Twm encounters Tom Dorbell. The quick encounter of their wits, in which our hero has the advantage. Twm rescues a high dignitary of the church. Twm’s triumphal entry into London in a bishop’s carriage.

It was yet only four o’clock the following morning, when our hero was once more upon the road. The stars were bright as at midnight, and the fine bracing frost, the glory of our northern clime, seemed to have purified his blood, and at the same time excited his fancy, so that both mind and body were sweetly attuned, and in the full glow of enjoyment. It might be thought the knowledge he had gained of Gwenny’s coquettings would have disheartened him; but his residence at Ystrad Feen, with his communion with the “lady of his vision,” had a little tinged his mind with something of romantic forebodings, that overshone the rusticity of earlier impressions.

Elastic and lusty were his healthy limbs, as they bounded to the music of his heart, while he strode forward on the highway, exulting in the thought that the day had at length arrived on which his eyes were to be regaled with a sight of the far-famed city of London.

In this happy spirit, he successively passed through Langley Broom and Colnbrook, anxiously hoping to reach Hounslow by mid-day. Thus, light of heart, and full of brilliant anticipations, he continued to bound along the road.

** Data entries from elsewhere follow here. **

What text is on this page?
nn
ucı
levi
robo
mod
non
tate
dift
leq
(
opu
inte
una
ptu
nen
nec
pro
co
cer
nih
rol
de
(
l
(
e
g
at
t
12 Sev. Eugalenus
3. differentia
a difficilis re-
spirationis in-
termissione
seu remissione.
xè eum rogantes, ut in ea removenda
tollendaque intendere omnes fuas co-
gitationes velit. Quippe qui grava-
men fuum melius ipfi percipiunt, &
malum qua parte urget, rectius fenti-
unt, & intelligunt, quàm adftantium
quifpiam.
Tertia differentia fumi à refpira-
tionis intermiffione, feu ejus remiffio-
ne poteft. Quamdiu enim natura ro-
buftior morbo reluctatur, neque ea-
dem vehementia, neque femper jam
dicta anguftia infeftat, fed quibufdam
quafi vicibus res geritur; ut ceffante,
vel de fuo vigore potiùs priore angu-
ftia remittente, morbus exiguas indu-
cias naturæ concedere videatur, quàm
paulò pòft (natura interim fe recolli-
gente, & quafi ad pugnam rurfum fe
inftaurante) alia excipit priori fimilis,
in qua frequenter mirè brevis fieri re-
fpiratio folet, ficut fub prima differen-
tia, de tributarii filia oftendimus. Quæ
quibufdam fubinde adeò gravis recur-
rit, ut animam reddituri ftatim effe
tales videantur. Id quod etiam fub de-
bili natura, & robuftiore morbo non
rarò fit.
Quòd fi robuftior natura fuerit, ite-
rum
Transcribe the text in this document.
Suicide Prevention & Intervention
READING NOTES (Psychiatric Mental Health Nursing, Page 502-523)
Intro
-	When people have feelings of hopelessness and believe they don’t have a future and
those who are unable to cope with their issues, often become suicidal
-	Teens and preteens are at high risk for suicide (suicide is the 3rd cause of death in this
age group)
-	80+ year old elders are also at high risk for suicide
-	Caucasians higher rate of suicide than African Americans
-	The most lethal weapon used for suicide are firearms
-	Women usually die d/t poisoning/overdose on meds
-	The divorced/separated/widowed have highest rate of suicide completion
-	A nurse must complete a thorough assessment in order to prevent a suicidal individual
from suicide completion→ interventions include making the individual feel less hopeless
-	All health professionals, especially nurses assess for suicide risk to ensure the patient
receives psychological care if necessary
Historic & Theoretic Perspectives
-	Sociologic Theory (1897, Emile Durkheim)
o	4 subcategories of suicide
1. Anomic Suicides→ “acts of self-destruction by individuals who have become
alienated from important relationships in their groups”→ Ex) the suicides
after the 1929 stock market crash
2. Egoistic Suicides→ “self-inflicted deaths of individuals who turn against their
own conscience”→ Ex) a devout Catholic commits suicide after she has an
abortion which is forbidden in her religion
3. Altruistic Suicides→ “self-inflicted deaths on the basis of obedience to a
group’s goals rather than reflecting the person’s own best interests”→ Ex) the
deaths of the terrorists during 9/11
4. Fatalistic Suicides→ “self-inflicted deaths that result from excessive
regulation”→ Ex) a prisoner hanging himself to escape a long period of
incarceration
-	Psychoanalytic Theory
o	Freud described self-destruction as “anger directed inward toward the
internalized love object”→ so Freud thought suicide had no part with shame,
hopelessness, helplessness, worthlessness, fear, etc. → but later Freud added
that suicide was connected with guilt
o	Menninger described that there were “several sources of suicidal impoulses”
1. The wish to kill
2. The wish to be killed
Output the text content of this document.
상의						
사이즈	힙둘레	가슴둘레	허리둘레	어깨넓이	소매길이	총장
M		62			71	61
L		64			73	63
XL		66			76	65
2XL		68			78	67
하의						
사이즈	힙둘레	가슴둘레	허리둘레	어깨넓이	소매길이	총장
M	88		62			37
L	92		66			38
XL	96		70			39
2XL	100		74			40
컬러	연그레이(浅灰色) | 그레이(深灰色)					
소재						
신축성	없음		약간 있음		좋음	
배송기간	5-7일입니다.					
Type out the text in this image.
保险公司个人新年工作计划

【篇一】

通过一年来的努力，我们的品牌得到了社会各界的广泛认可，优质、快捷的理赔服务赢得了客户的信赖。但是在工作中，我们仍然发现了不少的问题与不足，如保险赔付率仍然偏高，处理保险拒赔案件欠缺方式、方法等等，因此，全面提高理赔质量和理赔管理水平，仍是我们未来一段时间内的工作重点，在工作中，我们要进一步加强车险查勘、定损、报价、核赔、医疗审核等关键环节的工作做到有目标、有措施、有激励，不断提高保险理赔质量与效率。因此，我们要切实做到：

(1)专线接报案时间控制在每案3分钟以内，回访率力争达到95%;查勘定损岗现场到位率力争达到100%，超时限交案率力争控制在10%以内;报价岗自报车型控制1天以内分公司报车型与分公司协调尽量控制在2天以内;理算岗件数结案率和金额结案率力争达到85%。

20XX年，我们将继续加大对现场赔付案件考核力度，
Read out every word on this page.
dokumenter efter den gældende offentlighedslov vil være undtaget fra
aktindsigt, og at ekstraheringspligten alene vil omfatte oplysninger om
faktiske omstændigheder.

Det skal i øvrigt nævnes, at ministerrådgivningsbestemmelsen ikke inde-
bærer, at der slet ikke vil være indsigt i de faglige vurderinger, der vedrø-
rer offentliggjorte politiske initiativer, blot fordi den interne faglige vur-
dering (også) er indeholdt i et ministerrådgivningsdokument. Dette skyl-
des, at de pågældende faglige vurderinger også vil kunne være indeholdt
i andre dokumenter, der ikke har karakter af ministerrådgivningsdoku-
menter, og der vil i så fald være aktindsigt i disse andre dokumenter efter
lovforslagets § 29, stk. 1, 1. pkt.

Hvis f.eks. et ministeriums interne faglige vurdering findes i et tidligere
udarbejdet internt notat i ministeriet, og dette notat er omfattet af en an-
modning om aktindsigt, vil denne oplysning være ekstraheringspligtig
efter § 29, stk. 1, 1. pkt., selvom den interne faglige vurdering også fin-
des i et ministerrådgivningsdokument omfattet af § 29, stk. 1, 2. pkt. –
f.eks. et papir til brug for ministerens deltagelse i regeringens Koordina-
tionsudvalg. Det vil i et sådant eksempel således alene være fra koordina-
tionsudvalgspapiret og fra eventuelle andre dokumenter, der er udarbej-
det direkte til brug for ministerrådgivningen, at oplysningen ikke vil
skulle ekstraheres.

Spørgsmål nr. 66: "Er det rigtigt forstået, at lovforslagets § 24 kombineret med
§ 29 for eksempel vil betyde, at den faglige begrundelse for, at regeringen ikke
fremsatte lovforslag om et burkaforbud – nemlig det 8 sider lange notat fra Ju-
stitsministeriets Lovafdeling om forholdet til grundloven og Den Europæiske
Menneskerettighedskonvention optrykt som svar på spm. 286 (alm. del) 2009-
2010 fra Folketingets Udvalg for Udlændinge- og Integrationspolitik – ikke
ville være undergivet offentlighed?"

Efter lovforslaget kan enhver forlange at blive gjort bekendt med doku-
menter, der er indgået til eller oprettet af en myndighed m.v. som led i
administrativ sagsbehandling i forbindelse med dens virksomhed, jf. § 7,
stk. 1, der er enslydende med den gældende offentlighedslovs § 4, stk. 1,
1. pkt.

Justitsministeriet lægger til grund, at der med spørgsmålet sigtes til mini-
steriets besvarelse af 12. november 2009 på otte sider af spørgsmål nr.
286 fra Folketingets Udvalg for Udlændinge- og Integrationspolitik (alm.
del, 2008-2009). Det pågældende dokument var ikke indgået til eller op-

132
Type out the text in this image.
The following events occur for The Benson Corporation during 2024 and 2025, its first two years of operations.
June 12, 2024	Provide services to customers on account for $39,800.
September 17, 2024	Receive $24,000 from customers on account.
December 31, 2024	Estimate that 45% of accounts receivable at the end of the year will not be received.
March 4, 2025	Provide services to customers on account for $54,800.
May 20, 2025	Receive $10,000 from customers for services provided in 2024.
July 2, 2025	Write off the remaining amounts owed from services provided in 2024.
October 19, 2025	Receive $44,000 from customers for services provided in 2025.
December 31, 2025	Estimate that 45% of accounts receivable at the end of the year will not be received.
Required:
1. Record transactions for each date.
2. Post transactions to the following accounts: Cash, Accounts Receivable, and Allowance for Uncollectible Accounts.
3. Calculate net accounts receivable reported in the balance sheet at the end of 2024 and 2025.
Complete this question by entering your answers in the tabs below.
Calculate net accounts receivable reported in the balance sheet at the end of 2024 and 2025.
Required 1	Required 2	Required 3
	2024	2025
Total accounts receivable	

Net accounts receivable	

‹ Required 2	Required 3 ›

In this overweening fit of enthusiasm, he considered danger of every sort entirely out of the question; and this, too, if he knew the truth, while he wandered over the very hot-bed of robbers, both foot-pads and equestrians! Deluded by such a course of cogitation, he began to jeer himself on his simplicity in keeping his pistols loaded, and considered whether he had best fire them off for amusement or not.

Before he had formed his resolution, he was startled to hear a rude and heavy tread close at his heels. Sudden as the thought, he turned round, and reeled some steps backward at the sight that presented itself! In the advanced light of the morning, he beheld a villainous-looking powerful man, with a long black-beard, who might have passed for the high-priest of a Jewish synagogue. He grasped a pistol that was levelled at his head, while his forefinger seemed actually pressing on the trigger. By his ominous silence, and the fierce glare of his eye, Twm conceived that murder and not robbery was his object, till the ruffian roared, “Garnish or die!”

“Wha—what is garnish?” stuttered Twm.

“Money, and be d—d to you, or here goes!” replied the bearded man, without the slightest touch of the dialect of the people whose chin-trimmings he had assumed. Our hero saw at once that this prepared ruffian was not to be trifled with, and that an instant’s delay might cost him his existence; therefore, he immediately produced from his bosom the packet entrusted to him by Sir George Devereaux.

As the robber reached to snatch it, Twm’s wits were at work; assuming the dialect and foolery which he knew passed among the English for Welsh, “Here wass the money, look you now, but God tam! it wass not mine, but you shall haf it in the tifel’s name, only let master see I wass praave, and show fight for it, look you, and not gif it up like a craaven.” With that he gave it into the fellow’s hand, saying, “Now, her begs, and solicits, and entreats you to be so kind ass to shoot some holes in hur cott lappets, just a pounce or two, look you, to prove hur hard fight and praavery.”

“Aye, with the greatest pleasure in life!” cried the ruffian, laughing. Here Twm put off his coat in an instant, and threw it over a bush on the roadside. When the robber fired at it, Twm leapt up, laughing with idiotic glee, crying, “Got pless hur for a praave marksman! that was a noble pounce, look you! But now another pounce for tother lappet, and I wass have great praise for praavery!”